In normal circumstances, lossless compression reduces file sizes in the range of a factor of 2, sometimes a little more and sometimes a little less. Often it is acceptable and even necessary to tolerate some loss or distortion between the original and its reproduction. In such cases, much greater compression becomes possible. For example, the highest quality JPEG-compressed images and MP3 audio are compressed about 6 or 7 to 1. The objective is to minimize the distortion, as measured by some criterion, for a given rate in bits per sample or equivalently, minimize the rate for a given level of distortion.

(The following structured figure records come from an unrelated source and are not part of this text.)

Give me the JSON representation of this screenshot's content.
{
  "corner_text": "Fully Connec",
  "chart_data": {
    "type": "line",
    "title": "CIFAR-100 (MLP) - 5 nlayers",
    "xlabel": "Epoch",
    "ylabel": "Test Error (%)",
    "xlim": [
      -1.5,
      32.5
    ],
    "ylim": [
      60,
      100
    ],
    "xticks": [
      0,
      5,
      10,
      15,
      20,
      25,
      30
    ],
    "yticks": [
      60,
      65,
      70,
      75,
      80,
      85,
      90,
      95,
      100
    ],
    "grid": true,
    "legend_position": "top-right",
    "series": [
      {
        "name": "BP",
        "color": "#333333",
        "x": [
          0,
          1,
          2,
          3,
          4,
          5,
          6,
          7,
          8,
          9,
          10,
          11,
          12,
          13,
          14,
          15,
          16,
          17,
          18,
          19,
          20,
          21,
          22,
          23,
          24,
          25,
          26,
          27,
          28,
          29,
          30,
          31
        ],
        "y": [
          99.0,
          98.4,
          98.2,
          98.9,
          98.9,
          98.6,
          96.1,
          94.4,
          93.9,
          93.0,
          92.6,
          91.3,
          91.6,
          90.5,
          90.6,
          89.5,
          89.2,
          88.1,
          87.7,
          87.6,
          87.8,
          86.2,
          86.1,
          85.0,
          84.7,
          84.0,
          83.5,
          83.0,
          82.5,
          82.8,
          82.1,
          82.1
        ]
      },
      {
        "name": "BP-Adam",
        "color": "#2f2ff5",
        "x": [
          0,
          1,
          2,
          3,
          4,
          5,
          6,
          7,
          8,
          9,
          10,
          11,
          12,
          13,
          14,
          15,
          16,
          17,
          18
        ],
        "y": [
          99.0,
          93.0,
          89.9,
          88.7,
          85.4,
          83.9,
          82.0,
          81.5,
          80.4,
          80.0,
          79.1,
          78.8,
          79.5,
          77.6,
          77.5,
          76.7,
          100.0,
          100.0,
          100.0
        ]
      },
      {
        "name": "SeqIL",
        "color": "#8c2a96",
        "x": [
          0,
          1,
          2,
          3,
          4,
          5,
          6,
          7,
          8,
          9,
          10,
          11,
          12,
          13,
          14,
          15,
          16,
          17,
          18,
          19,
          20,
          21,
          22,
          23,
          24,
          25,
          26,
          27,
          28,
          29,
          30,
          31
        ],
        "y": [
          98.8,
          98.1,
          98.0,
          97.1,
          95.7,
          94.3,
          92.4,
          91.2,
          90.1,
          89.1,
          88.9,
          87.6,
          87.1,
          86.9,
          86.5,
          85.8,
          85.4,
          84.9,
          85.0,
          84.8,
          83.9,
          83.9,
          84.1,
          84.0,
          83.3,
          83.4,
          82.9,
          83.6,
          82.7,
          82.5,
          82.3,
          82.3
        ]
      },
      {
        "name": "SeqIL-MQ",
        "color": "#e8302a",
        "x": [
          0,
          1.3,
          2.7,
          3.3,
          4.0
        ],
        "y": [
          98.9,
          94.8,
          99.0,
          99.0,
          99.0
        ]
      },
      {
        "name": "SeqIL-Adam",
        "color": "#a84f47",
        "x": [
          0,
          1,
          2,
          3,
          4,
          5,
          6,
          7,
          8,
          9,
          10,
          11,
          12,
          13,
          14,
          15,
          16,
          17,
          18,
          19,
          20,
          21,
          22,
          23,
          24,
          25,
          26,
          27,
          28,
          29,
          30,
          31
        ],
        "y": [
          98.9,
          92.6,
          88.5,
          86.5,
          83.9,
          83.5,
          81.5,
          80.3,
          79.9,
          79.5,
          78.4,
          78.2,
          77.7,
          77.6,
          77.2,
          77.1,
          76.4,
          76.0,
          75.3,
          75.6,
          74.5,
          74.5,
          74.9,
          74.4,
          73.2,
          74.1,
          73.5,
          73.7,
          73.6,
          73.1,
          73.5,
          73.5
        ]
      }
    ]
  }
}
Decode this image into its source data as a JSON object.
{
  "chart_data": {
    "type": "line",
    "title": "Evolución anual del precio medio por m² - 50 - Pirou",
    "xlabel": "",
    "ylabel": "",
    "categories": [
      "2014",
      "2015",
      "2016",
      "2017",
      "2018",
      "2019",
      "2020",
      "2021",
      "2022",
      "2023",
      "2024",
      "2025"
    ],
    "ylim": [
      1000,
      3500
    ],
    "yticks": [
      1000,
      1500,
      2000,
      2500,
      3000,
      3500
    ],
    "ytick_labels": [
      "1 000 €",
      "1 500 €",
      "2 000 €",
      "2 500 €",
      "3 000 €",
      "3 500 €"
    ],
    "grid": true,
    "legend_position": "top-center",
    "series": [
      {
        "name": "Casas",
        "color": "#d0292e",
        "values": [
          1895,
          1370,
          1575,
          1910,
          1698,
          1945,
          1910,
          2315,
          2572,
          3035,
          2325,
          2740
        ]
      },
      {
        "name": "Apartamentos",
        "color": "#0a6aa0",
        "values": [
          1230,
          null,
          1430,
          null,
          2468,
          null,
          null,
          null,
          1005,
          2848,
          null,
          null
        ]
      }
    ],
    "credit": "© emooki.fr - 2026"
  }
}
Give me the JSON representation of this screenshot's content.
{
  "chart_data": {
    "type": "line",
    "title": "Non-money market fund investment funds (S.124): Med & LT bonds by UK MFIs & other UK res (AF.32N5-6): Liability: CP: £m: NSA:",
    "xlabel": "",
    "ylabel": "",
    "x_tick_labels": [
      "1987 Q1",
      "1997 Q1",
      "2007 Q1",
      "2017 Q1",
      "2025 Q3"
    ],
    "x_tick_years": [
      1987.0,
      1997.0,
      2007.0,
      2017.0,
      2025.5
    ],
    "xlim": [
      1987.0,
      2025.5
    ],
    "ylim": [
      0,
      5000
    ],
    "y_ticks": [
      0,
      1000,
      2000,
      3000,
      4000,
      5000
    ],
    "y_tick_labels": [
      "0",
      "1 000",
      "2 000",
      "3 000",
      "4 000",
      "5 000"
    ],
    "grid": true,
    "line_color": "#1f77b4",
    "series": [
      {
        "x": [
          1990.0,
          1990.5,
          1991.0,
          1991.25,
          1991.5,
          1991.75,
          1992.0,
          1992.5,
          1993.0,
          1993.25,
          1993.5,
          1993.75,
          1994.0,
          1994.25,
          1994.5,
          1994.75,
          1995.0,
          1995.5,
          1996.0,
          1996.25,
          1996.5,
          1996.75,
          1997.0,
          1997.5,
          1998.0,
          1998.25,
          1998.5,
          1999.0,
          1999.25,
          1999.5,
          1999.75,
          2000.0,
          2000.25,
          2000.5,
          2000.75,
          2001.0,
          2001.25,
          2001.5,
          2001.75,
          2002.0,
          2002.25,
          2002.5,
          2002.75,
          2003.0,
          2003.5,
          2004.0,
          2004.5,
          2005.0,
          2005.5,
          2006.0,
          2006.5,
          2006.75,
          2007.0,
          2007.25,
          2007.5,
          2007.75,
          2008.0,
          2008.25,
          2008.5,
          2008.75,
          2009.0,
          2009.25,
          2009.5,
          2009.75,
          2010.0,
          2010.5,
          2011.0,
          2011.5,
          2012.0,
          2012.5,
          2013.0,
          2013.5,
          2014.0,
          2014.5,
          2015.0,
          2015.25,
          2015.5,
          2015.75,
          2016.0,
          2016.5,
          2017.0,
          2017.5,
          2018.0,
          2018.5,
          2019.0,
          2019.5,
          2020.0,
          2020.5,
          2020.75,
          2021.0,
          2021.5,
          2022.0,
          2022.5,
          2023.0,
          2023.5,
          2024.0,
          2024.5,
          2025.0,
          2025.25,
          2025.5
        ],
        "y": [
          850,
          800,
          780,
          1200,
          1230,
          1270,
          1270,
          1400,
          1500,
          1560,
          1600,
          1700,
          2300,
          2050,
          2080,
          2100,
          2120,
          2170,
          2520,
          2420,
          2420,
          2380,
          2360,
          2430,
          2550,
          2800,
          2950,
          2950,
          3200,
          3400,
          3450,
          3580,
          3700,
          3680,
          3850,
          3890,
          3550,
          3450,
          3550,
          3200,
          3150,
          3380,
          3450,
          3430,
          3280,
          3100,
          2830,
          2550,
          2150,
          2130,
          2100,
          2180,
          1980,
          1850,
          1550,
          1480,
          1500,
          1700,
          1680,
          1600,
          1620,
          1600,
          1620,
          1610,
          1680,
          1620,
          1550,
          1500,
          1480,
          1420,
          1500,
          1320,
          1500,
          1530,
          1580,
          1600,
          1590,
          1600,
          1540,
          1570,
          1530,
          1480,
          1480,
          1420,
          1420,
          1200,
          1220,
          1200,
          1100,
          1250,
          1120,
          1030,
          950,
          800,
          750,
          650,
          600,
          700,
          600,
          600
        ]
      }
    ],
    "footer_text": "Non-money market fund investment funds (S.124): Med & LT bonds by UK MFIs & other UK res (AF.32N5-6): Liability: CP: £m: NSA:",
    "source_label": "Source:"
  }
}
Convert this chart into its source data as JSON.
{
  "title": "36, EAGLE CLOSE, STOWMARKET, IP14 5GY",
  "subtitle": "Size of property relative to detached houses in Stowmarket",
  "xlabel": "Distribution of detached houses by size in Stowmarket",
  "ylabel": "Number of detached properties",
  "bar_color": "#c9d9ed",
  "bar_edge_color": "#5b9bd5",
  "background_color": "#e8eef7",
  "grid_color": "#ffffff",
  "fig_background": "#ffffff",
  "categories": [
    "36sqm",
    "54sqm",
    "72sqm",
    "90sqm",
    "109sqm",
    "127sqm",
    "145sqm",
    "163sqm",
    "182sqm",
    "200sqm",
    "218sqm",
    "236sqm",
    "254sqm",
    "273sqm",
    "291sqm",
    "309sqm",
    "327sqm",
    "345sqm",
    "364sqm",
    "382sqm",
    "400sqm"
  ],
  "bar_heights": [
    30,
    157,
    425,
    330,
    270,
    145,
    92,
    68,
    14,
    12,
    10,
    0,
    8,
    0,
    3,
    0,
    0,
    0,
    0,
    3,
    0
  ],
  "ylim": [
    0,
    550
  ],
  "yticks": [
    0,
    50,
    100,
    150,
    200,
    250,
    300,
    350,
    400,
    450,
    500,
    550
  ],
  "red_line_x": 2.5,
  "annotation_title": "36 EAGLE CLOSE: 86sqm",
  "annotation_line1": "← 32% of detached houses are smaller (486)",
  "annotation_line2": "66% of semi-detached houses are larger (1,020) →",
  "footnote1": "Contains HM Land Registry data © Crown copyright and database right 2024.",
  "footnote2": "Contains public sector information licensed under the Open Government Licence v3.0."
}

In this chapter, we make a modest start toward the understanding of how to compress realistic sources by presenting the theory and practice of quantization and coding of sources of independent and identically distributed random variables. Later in the chapter, we shall explain some aspects of optimal lossy compression, so that we can assess how well our methods perform compared to what is theoretically possible.
Quantization
The sources of data that we recognize as digital are discrete in value or amplitude and these values are represented by a finite number of bits. The set of these discrete values is a reduction from a much larger set of possible values, because of the limitations of our computers and systems in precision, storage, and transmission speed. We therefore accept the general model of our data source as continuous in value. The discretization process is called quantization.